Bitcoin reacts to market events
Despite a week filled with volatility-inducing market events, cryptocurrency markets ended the week down only slightly. Bitcoin price action centered around news events this week, dropping more than $400 in just one hour following the announcement of Bitmex's lawsuit and dropping $200 immediately following Trump's diagnosis. Yet, both price drops were within 2%, which is historically uncharacteristic of Bitcoin's typically volatile reaction to large market events.
Stablecoin market cap and volume on the rise
Tether trading volumes have grown significantly this year driven by the exponential growth of DeFi markets. The growth of DeFi has coincided with a large increase in the issuance of stablecoins as users deposit record sums in liquidity pools to earn yields. As of September 30th, three of the top five tokens used in Uniswap liquidity pools were stablecoins, accounting for more than $500 million in Total Value Locked.
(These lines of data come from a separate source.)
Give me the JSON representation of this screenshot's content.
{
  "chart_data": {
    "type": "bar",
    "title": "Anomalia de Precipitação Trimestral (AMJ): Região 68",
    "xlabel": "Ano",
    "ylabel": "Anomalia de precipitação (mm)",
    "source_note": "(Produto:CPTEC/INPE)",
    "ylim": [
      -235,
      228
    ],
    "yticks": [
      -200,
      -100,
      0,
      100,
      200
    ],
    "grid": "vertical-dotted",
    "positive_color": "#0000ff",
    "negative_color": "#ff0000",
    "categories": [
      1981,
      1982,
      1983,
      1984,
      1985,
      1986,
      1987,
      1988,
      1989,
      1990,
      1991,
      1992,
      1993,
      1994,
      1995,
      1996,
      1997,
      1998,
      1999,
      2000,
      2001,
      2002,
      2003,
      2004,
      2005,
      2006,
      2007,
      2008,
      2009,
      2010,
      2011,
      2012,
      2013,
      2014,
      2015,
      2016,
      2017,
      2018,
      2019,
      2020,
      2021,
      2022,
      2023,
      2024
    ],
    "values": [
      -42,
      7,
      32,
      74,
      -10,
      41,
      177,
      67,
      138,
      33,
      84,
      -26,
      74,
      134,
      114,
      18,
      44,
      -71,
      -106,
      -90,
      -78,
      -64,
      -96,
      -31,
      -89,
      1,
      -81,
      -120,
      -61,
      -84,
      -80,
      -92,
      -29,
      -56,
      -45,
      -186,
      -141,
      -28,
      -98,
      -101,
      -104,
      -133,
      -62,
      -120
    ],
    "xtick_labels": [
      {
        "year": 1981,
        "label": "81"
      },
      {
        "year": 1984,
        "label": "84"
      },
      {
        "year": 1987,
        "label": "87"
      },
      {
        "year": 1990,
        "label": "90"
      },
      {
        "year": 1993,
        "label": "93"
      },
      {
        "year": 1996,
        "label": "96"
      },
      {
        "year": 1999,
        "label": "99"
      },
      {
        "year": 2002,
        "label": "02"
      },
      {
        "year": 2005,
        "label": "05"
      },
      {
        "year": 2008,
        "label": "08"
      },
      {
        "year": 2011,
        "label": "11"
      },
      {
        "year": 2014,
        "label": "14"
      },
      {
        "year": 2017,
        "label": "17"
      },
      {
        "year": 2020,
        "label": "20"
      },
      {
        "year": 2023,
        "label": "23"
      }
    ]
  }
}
The rise in demand for stablecoins has resulted in an increase in both trading volume and the market capitalization for Tether (USDT), Coinbase's USDC, trueUSD, and Dai.
The dollar strengthens, but inverse correlation holds steady
The U.S. dollar gained slightly in September against a basket of foreign currencies, but its future remains uncertain with the Federal Reserve's looser monetary policy targeting inflation. The inverse correlation between the dollar index (DXY) and Bitcoin held throughout September, which could be a bullish signal for Bitcoin if the dollar weakens in the coming months. However, if the dollar continues to strengthen, this could be bearish for Bitcoin's longterm outlook. Historically, the dollar has been the world's reserve currency and if this position is threatened, Bitcoin could become more attractive as a hedge.
Bitcoin's correlation with equities is historically high
While the correlation has fallen over the past month, Bitcoin's correlation with equities remains higher than average. Since June, the correlation has more than doubled to levels above .4 for both Nasdaq and the S&P 500. If the correlation remains positive, this could negatively impact the cryptoasset in the short-term if investors move to safe havens in the coming weeks in what many predict will be a time of rising volatility. In general, Bitcoin's correlation with traditional markets jumps during macroeconomic shocks such as the March crash or Trump's Covid diagnosis. This implies that investors treat Bitcoin as a risky asset, and not as a safe haven serving as a hedge against risk.